Identify research data

Research data are defined by the OECD as « factual records (numerical scores, textual records, images and sounds) used as primary sources for scientific research, and that are commonly accepted in the scientific community as necessary to validate research findings » (p.18, 2007).

Research data can be produced in many formats and using a wide range of methodologies. Finally, it is important to note that almost all disciplines and research fields produce research data: mathematics, anthropology, computer science, the humanities, law, etc.

Examples of research data :

  • Documents (text, word), spreadsheets, slides
  • Photographs, films
  • Surveys, transcripts, codebooks
  • Samples, genomic sequences
  • Laboratory notebooks, field notebooks
  • Audio or video recordings
  • Computer code, algorithms, models, scripts
  • Methodologies and workflows
  • Bibliographies

Given this variety, it is sometimes difficult to accurately identify one's research data. However, the pyramid below proposed by Andorfer (2015) facilitates the understanding of the role of research data in a scientific research process, especially in the social sciences and humanities:



Here are different typologies that can be used as guides to identify the research data of a project.

By format : digital versus physical

Data can take a physical, analog, or material form:

  • Physical data: manuscripts, field notebooks, etc.
  • Natively analog data: data generated by laboratory instruments, online questionnaires, images, etc.
  • Non-native analogue data: digitized documents, photographs of artworks, etc.

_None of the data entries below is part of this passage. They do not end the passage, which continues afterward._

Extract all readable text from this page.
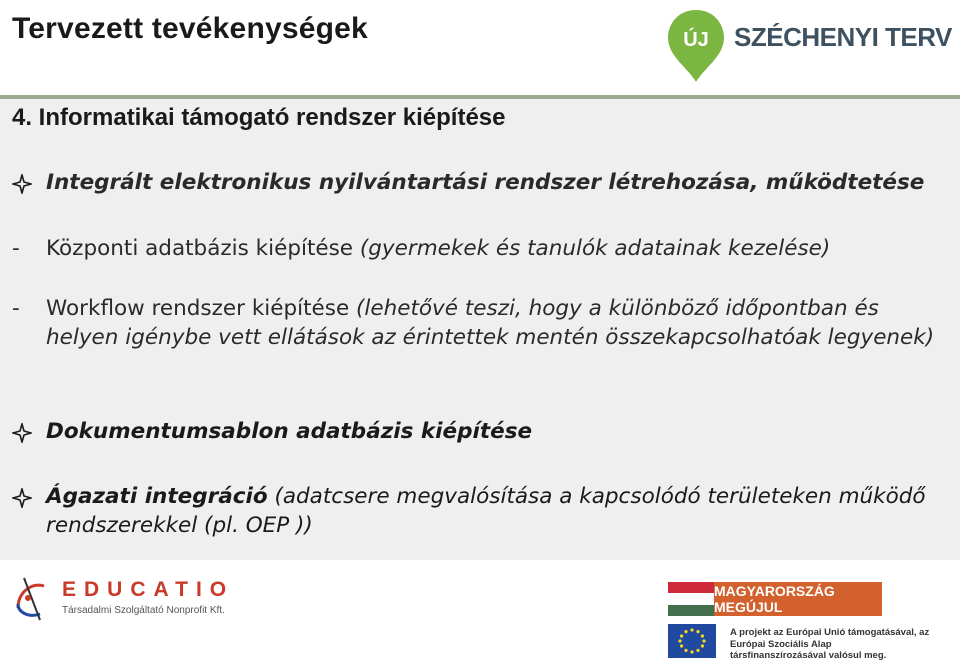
Tervezett tevékenységek	ÚJ SZÉCHENYI TERV
4. Informatikai támogató rendszer kiépítése
Integrált elektronikus nyilvántartási rendszer létrehozása, működtetése
-	Központi adatbázis kiépítése (gyermekek és tanulók adatainak kezelése)
-	Workflow rendszer kiépítése (lehetővé teszi, hogy a különböző időpontban és helyen igénybe vett ellátások az érintettek mentén összekapcsolhatóak legyenek)
Dokumentumsablon adatbázis kiépítése
Ágazati integráció (adatcsere megvalósítása a kapcsolódó területeken működő rendszerekkel (pl. OEP ))
EDUCATIO
Társadalmi Szolgáltató Nonprofit Kft.
MAGYARORSZÁG MEGÚJUL
A projekt az Európai Unió támogatásával, az Európai Szociális Alap társfinanszírozásával valósul meg.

Given the ubiquity of technology and the digital in the sphere of work and research, our thoughts turn quite automatically to the digital format when we talk about data.
By method of production

The University of Bristol identifies five categories of research data, based on their method of production and reproducibility:

  • Observational:

Observational data are captured in real time in a specific context. They are generally unique and therefore irreplaceable.

Examples: neuroiamaging, survey data, field recordings, sample data

  • Experimental:

These data are produced with laboratory instruments or standardized methods. They are potentially reproducible but it requires a significant investment of time and money.

Examples: gene sequences, chromatograms,

  • Simulation/models :

Data produced by experimental models, which are often more important than the data themselves.

Examples: climate models, economic models

  • Derived/compiled:

These data are the product of processing or combining raw data.

Examples : data mining, compiled databases

Concrete example: UNSCdeb8 Database

  • References :

These data take the form of corpora, generally published and edited, of reference content in a field.

Examples: gene databases, archival collections, old image databases

The Pôle de l'Information Scientifique et Technique of the École des Ponts ParisTech also includes in this typology computer code, which it considers a category in its own right.